Neben ihrer späteren Liebe zum edlen Tropfen hatte der Sport bereits in ihren Kindertagen großen Stellenwert. „Ich bin auf einer Farm mit Pferden groß geworden, bin geritten und habe die Tiere auch trainiert. Und mit fünf Jahren habe ich meine ersten Schwimmwettbewerbe absolviert! Ach ja, und ich spielte meine gesamte Schulzeit Fußball und Tennis“, erzählt die begeisterte Sportlerin.

„Während ich als Weinhändlerin bei ›Boisset America‹ gearbeitet habe, bin ich für ein paar Jahre wieder auf das Trainieren von Pferden zurückgekommen. Und jetzt? Jetzt bin ich stolzes Mitglied des US Paratriathlon-Teams und bestreite internationale Wettkämpfe!“ Erst kürzlich war sie Teilnehmerin der Weltmeisterschaft der Paratriathleten und ist nun in der Weltrangliste auf dem sensationellen achten Platz gereiht. Ihr großes sportliches Ziel ist jedoch eine Medaille bei den Paralympics 2016 in Rio de Janeiro.

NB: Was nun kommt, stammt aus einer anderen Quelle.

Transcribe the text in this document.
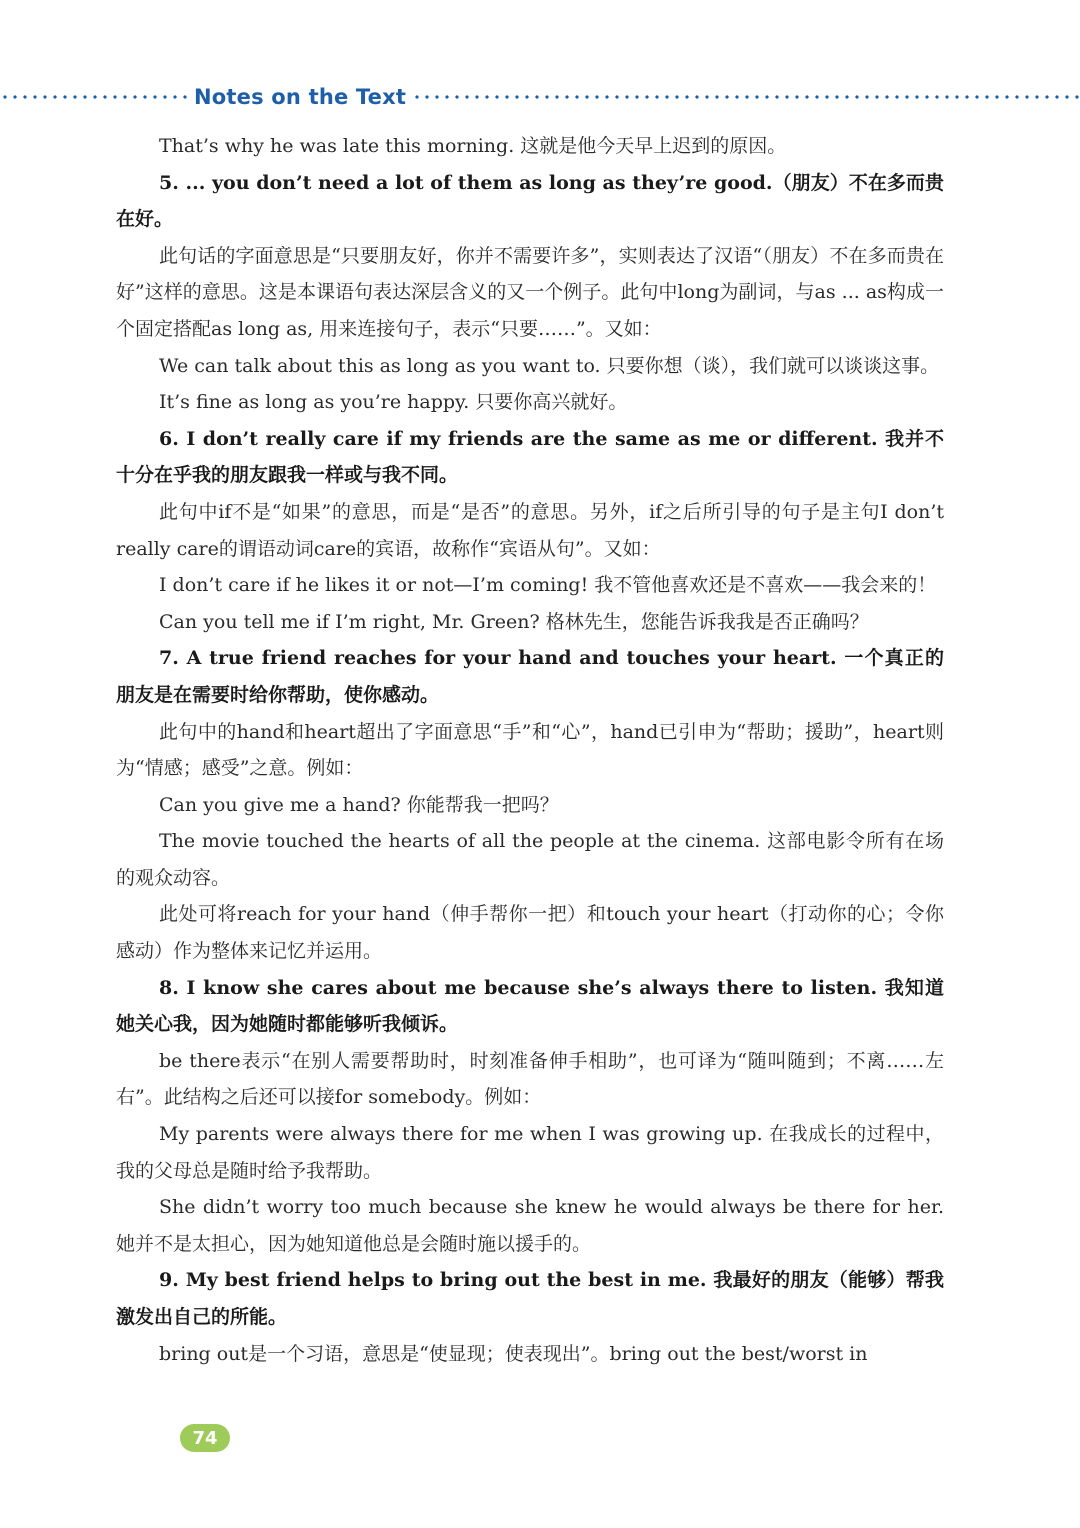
Notes on the Text

That’s why he was late this morning. 这就是他今天早上迟到的原因。

5. ... you don’t need a lot of them as long as they’re good.（朋友）不在多而贵在好。

此句话的字面意思是“只要朋友好，你并不需要许多”，实则表达了汉语“（朋友）不在多而贵在好”这样的意思。这是本课语句表达深层含义的又一个例子。此句中long为副词，与as ... as构成一个固定搭配as long as, 用来连接句子，表示“只要……”。又如：

We can talk about this as long as you want to. 只要你想（谈），我们就可以谈谈这事。

It’s fine as long as you’re happy. 只要你高兴就好。

6. I don’t really care if my friends are the same as me or different. 我并不十分在乎我的朋友跟我一样或与我不同。

此句中if不是“如果”的意思，而是“是否”的意思。另外，if之后所引导的句子是主句I don’t really care的谓语动词care的宾语，故称作“宾语从句”。又如：

I don’t care if he likes it or not—I’m coming! 我不管他喜欢还是不喜欢——我会来的！

Can you tell me if I’m right, Mr. Green? 格林先生，您能告诉我我是否正确吗？

7. A true friend reaches for your hand and touches your heart. 一个真正的朋友是在需要时给你帮助，使你感动。

此句中的hand和heart超出了字面意思“手”和“心”，hand已引申为“帮助；援助”，heart则为“情感；感受”之意。例如：

Can you give me a hand? 你能帮我一把吗？

The movie touched the hearts of all the people at the cinema. 这部电影令所有在场的观众动容。

此处可将reach for your hand（伸手帮你一把）和touch your heart（打动你的心；令你感动）作为整体来记忆并运用。

8. I know she cares about me because she’s always there to listen. 我知道她关心我，因为她随时都能够听我倾诉。

be there表示“在别人需要帮助时，时刻准备伸手相助”，也可译为“随叫随到；不离……左右”。此结构之后还可以接for somebody。例如：

My parents were always there for me when I was growing up. 在我成长的过程中，我的父母总是随时给予我帮助。

She didn’t worry too much because she knew he would always be there for her. 她并不是太担心，因为她知道他总是会随时施以援手的。

9. My best friend helps to bring out the best in me. 我最好的朋友（能够）帮我激发出自己的所能。

bring out是一个习语，意思是“使显现；使表现出”。bring out the best/worst in

74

Und was sagt eine der besten weiblichen Sommelières der Welt zum Weinland Österreich? „Ich LIEBE Grünen Veltliner! Es gibt fabelhafte österreichische Weine, die von Thierry Thiese in die USA importiert werden. Diese Weine sind so ausdrucksstark, und ich liebe ihre Reinheit und Eleganz!“ Noch eine Empfehlung für die VALIDleben-Weinkennerschaft, bitte!

„Ich habe nie Lieblingsweine. Das wechselt täglich“, sagt sie verschmitzt. „Aber im Augenblick bin ich von den Rotweinen aus Chinon und Saumur im Loire-Tal begeistert. Sie sind frisch, lebendig und anregend.“ Danke für den Tipp, Prost und viel Glück in Rio!

Dieser Artikel von Michaela Golla erschien im Herbst 2014 in VALIDleben 06.